On the surface, the outlook for Europe has not looked this bright since before the financial crisis. Fears that the Brexit vote would unleash centrifugal forces that would pull the European Union (EU) apart have proved to be unfounded. If anything, Brexit seems to have galvanized the EU into forming a stronger union. Populist parties were seen off in the Austrian, Dutch and French elections, while the Eurozone economy goes from strength to strength. The European Central Bank (ECB) is even looking to very gradually dial back the level of stimulus it is providing, and the euro has soared in foreign exchange markets. However, there is one very large cloud in this otherwise bright sky: Italian politics.
Italy must hold a general election by May 2018. However, there is some uncertainty over precisely when the election will be held. Currently the two houses of the Italian Parliament are elected by different voting systems. The Italian President has expressed a desire to harmonise the voting system before holding the next election. Back in May it looked like the various parties had come to a compromise on a new system, which is what raised hopes of an early election. However, that compromise has since collapsed so ruling out elections any time soon. It now looks likely the elections will take place sometime early next year.
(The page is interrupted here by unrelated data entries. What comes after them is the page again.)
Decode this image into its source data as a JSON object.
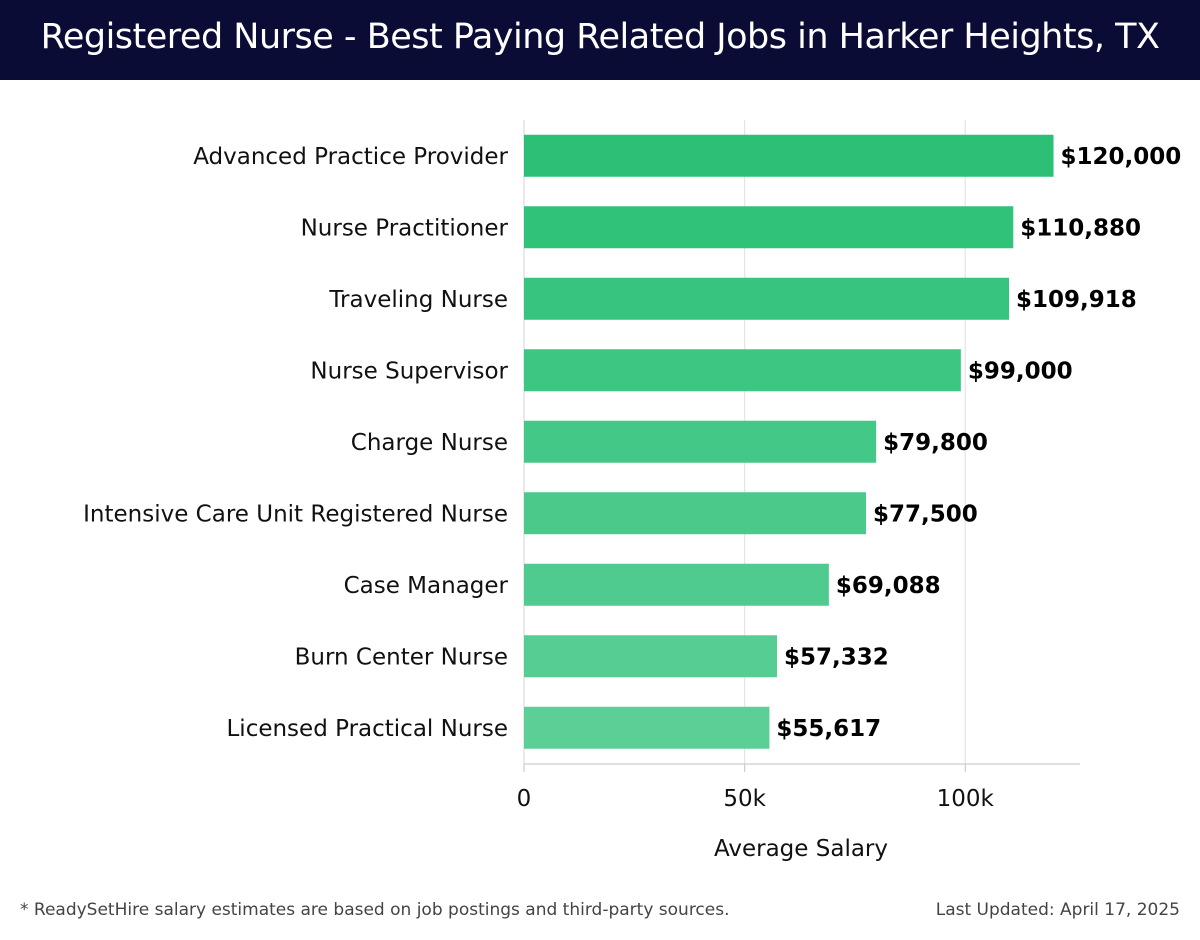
{
  "header": {
    "title": "Registered Nurse - Best Paying Related Jobs in Harker Heights, TX"
  },
  "chart_data": {
    "type": "bar",
    "orientation": "horizontal",
    "categories": [
      "Advanced Practice Provider",
      "Nurse Practitioner",
      "Traveling Nurse",
      "Nurse Supervisor",
      "Charge Nurse",
      "Intensive Care Unit Registered Nurse",
      "Case Manager",
      "Burn Center Nurse",
      "Licensed Practical Nurse"
    ],
    "values": [
      120000,
      110880,
      109918,
      99000,
      79800,
      77500,
      69088,
      57332,
      55617
    ],
    "value_labels": [
      "$120,000",
      "$110,880",
      "$109,918",
      "$99,000",
      "$79,800",
      "$77,500",
      "$69,088",
      "$57,332",
      "$55,617"
    ],
    "xlabel": "Average Salary",
    "ylabel": "",
    "xlim": [
      0,
      126000
    ],
    "xticks": [
      0,
      50000,
      100000
    ],
    "xtick_labels": [
      "0",
      "50k",
      "100k"
    ],
    "grid": "vertical",
    "colors": {
      "bar_high": "#2bc076",
      "bar_low": "#5ccf97"
    }
  },
  "footer": {
    "note": "* ReadySetHire salary estimates are based on job postings and third-party sources.",
    "updated": "Last Updated: April 17, 2025"
  }
}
The reason the elections poses such a potential risk to Italy is the anti-euro sentiment of a number of parties. Indeed, of the major parties, only the centre-left PD is unambiguously pro-euro. The Northern League is perhaps the most negative, and would probably like to pull out of the single currency. The ‘populist’ Five Star Movement plan on holding a referendum in which its likely prime ministerial candidate, Luigi Di Maio, has suggested he would vote to leave the euro. However, until recently it seemed that that most likely outcome of the election was that a vaguely pro-euro coalition government would take office after the election.
But in a recent newspaper interview, former Italian Prime Minister Silvio Berlusconi called into question this outcome when he expressed support for introducing a parallel currency to circulate alongside the euro in Italy. This is not the first time Berlusconi has discussed the idea, but his intervention was particularly significant in the context of coalition politics and the likely shape of the next government.
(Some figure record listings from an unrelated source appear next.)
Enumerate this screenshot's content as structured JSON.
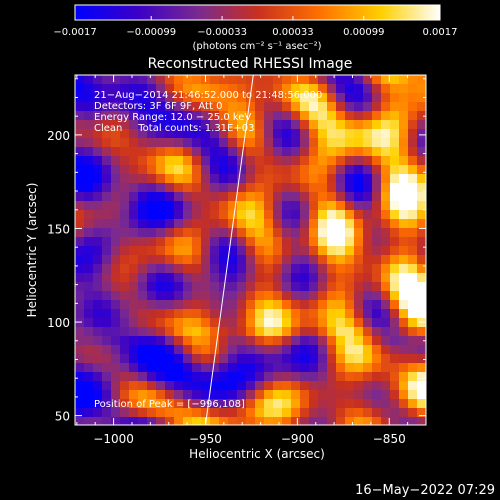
{
  "chart_data": {
    "type": "heatmap",
    "title": "Reconstructed RHESSI Image",
    "xlabel": "Heliocentric X (arcsec)",
    "ylabel": "Heliocentric Y (arcsec)",
    "xlim": [
      -1021,
      -830
    ],
    "ylim": [
      45,
      232
    ],
    "x_ticks": [
      -1000,
      -950,
      -900,
      -850
    ],
    "x_tick_labels": [
      "−1000",
      "−950",
      "−900",
      "−850"
    ],
    "y_ticks": [
      50,
      100,
      150,
      200
    ],
    "y_tick_labels": [
      "50",
      "100",
      "150",
      "200"
    ],
    "colorbar": {
      "range": [
        -0.0017,
        0.0017
      ],
      "ticks": [
        -0.0017,
        -0.00099,
        -0.00033,
        0.00033,
        0.00099,
        0.0017
      ],
      "tick_labels": [
        "−0.0017",
        "−0.00099",
        "−0.00033",
        "0.00033",
        "0.00099",
        "0.0017"
      ],
      "unit_label": "(photons cm⁻² s⁻¹ asec⁻²)",
      "colors": [
        "#0000ff",
        "#3a00c8",
        "#7a2a90",
        "#c83020",
        "#ff7000",
        "#ffd000",
        "#ffffff"
      ]
    },
    "info_lines": [
      "21−Aug−2014 21:46:52.000 to 21:48:56.000",
      "Detectors: 3F 6F 9F, Att 0",
      "Energy Range: 12.0 − 25.0 keV",
      "Clean     Total counts: 1.31E+03"
    ],
    "peak_text": "Position of Peak = [−996,108]",
    "limb_line": {
      "x1": -950,
      "y1": 45,
      "x2": -924,
      "y2": 232
    },
    "grid": false
  },
  "footer": {
    "timestamp": "16−May−2022 07:29"
  }
}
Berlusconi’s proposal is an attempt to find common ground with the Northern League (and other smaller parties), potentially to foster a centre-right alliance with his own Forza Italia party. This unified grouping currently scores around 35% in the polls. Added to the roughly 30% polled by the Five Star Movement, something like two-thirds of votes could go to anti-euro parties.
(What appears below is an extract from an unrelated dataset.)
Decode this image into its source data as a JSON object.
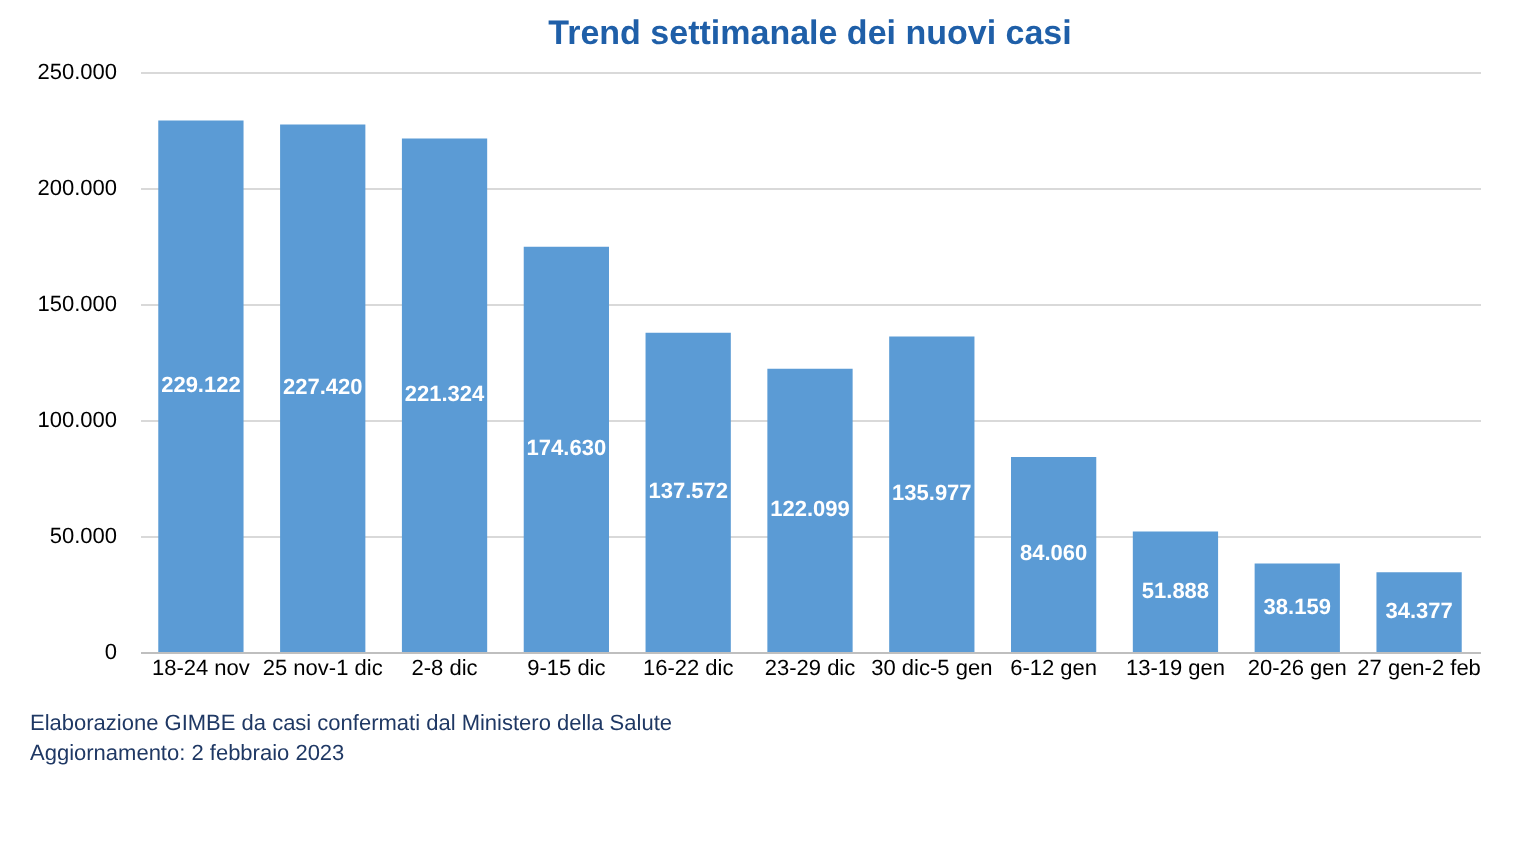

This number almost certainly overstates the degree of genuine anti-euro sentiment in Italy, with anger seemingly more focussed at domestic political elites than European institutions.
Nonetheless, it is certainly plausible that an anti-euro coalition government emerges from the election, perhaps held together by a pledge to hold some sort of referendum on euro membership. Such a referendum would be far from straightforward. Italy's constitution forbids referendums on matters that are governed by international treaties such as Eurozone membership. So any referendum on euro membership could not be legally binding. But this leaves open a number of other options. The new government could call a consultative, non-binding referendum. This could create a political mandate that ultimately steamrollers any constitutional constraint. Alternatively a referendum could be held on changing the constitution which clears the ground for a subsequent referendum to be held on euro membership.
It is still highly unlikely that Italy would vote to leave the euro, but it is clear the whole referendum process would be extremely disruptive.
It is still highly unlikely that Italy would vote to leave the euro, but it is clear the whole referendum process would be extremely disruptive. It is likely Italian banks would face a bank run during the vote as account holders fear forced redenomination of their accounts from euro into lira. It would be hard for the ECB to credibly stand behind the system with “whatever it takes” guarantees in this circumstance when there is not the political commitment to the euro from the Italian government. This is likely to lead to a very painful economic shock and possibly temporary capital controls.
So while the overall outlook for Europe is very positive, investors would do well to remember that political risks have not disappeared and the question of the euro’s survival has not been entirely put to bed.